Анатолий Васильевич, смеясь, проговорил:
Кого-то раздолбал на песке. Своеобразный человек.
Через какую-то минуту Тощев, не постучавшись, вошел в комнату. Переложив хлыст из правой руки в левую, он, поприветствовав, подчеркнуто независимо произнес:
Здравия желаю, – затем сел на стул, легонько ударяя хлыстом по начищенному голенищу, посматривая на всех из-под пенсне острыми глазками.
Следом за ним вошел Троекратов. Этот поздоровался со всеми за руку, подсел к Николаю Кораблеву и шепнул:
Зашли бы к нам в политотдел. Посмотрите нашу работу, да и поговорить хочется. Ведь недавно раскритиковали в Москве третий том «Истории философии». Попало кое-кому. Слыхали, поди-ка?
Не только слышал, но и читал…
Правильно, пожалуй, по Гегелю ударили?
Да не по Гегелю. Чего его «ударять»? – еще не остывший от разговора с командармом и досадующий на то, что этот разговор прервали вошедшие, громко произнес Николай Кораблев. – Ударили, мне кажется, по тем, кто возвеличил Гегеля.
Генералы стихли, прислушиваясь, и если бы не это, то Троекратов, вероятно, согласился бы с Николаем Кораблевым, но тут его «заело», и он со скрытым пренебрежением, но все тем же мягким, бархатным голосом произнес:
Легче, конечно, Гегеля назвать мракобесом, чем разобраться в его учении.

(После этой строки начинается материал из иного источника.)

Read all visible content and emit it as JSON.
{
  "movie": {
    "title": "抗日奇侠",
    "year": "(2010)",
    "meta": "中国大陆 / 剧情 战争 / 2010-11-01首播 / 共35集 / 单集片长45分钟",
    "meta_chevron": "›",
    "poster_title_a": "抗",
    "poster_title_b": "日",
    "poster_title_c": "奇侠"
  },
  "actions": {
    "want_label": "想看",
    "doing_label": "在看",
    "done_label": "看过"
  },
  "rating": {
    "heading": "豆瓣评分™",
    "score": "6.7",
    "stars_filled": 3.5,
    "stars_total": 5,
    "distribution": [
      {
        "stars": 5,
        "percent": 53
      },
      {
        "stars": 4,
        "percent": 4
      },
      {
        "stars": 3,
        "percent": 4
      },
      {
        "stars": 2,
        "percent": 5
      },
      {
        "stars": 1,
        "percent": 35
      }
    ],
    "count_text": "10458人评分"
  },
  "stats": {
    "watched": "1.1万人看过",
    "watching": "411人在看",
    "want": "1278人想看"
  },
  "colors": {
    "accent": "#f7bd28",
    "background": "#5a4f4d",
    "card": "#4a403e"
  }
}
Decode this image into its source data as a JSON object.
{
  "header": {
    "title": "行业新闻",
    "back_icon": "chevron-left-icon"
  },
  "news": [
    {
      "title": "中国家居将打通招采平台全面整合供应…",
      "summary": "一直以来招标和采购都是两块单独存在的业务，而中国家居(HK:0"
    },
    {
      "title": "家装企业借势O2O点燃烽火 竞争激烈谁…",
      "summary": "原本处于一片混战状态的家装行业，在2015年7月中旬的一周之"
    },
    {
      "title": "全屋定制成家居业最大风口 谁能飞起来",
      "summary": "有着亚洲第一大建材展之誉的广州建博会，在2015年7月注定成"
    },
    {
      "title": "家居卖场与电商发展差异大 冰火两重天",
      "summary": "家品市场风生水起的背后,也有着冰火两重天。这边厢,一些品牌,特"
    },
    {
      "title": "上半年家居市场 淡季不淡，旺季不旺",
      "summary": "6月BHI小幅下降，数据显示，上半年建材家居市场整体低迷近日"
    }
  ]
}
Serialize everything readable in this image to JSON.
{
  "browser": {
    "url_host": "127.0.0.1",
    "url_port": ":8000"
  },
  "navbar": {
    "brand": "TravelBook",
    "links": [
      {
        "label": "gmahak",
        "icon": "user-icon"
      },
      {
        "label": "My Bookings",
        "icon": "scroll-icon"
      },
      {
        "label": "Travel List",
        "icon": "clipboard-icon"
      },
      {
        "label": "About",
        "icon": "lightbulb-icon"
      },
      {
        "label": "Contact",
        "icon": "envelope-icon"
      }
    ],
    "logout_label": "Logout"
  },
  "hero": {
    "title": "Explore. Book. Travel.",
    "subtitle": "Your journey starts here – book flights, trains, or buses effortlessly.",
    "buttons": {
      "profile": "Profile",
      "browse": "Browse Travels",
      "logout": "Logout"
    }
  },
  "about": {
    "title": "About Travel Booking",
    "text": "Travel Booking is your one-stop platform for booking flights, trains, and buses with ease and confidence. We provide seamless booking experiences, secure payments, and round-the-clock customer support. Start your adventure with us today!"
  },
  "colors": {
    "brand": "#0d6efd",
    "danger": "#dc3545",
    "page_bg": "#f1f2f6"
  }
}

Николай Кораблев понял, что сказанное адресуется к нему и это сказанное можно перевести так: «И чего, дескать, вы лезете не в свои дела: строите моторы, ну и стройте, а философия вам недоступна». Поняв так слова Троекратова, он прикусил нижнюю губу и резко сказал:
А вы не объявляйте монополию на Гегеля.
– Ишь, ишь! – подхватил Анатолий Васильевич. – «Монополию». Действительно.
– А я и не объявляю, – уклонился Троекратов, в то же время думая: «А ему палец в рот не клади», – и вслух: – Я только полагаю, что нельзя сбрасывать со счетов немецкую философию, тем более Гегеля.
– А мы и не сбрасываем. Мы просто даем точную оценку, – еще резче проговорил Николай Кораблев, думая: «Ну, это тебе не военное дело, и тут ты меня голеньким не возьмешь».
– Я Гегеля не читал, – сказал Тощев и с силой ударил хлыстом по начищенному голенищу.
На слова Тощева никто не обратил внимания, только Троекратов украдкой косонул на него глазами и произнес:
– Нелегко разобраться в трудах гения.
– Да ведь, Николай Николаевич, понятие «гений» тоже изменилось. Наполеона считали и считают гением. Почему? Не потому ли, что он когда-то утопил в крови всю Европу? – в упор глядя на Троекратова, проговорил Николай Кораблев.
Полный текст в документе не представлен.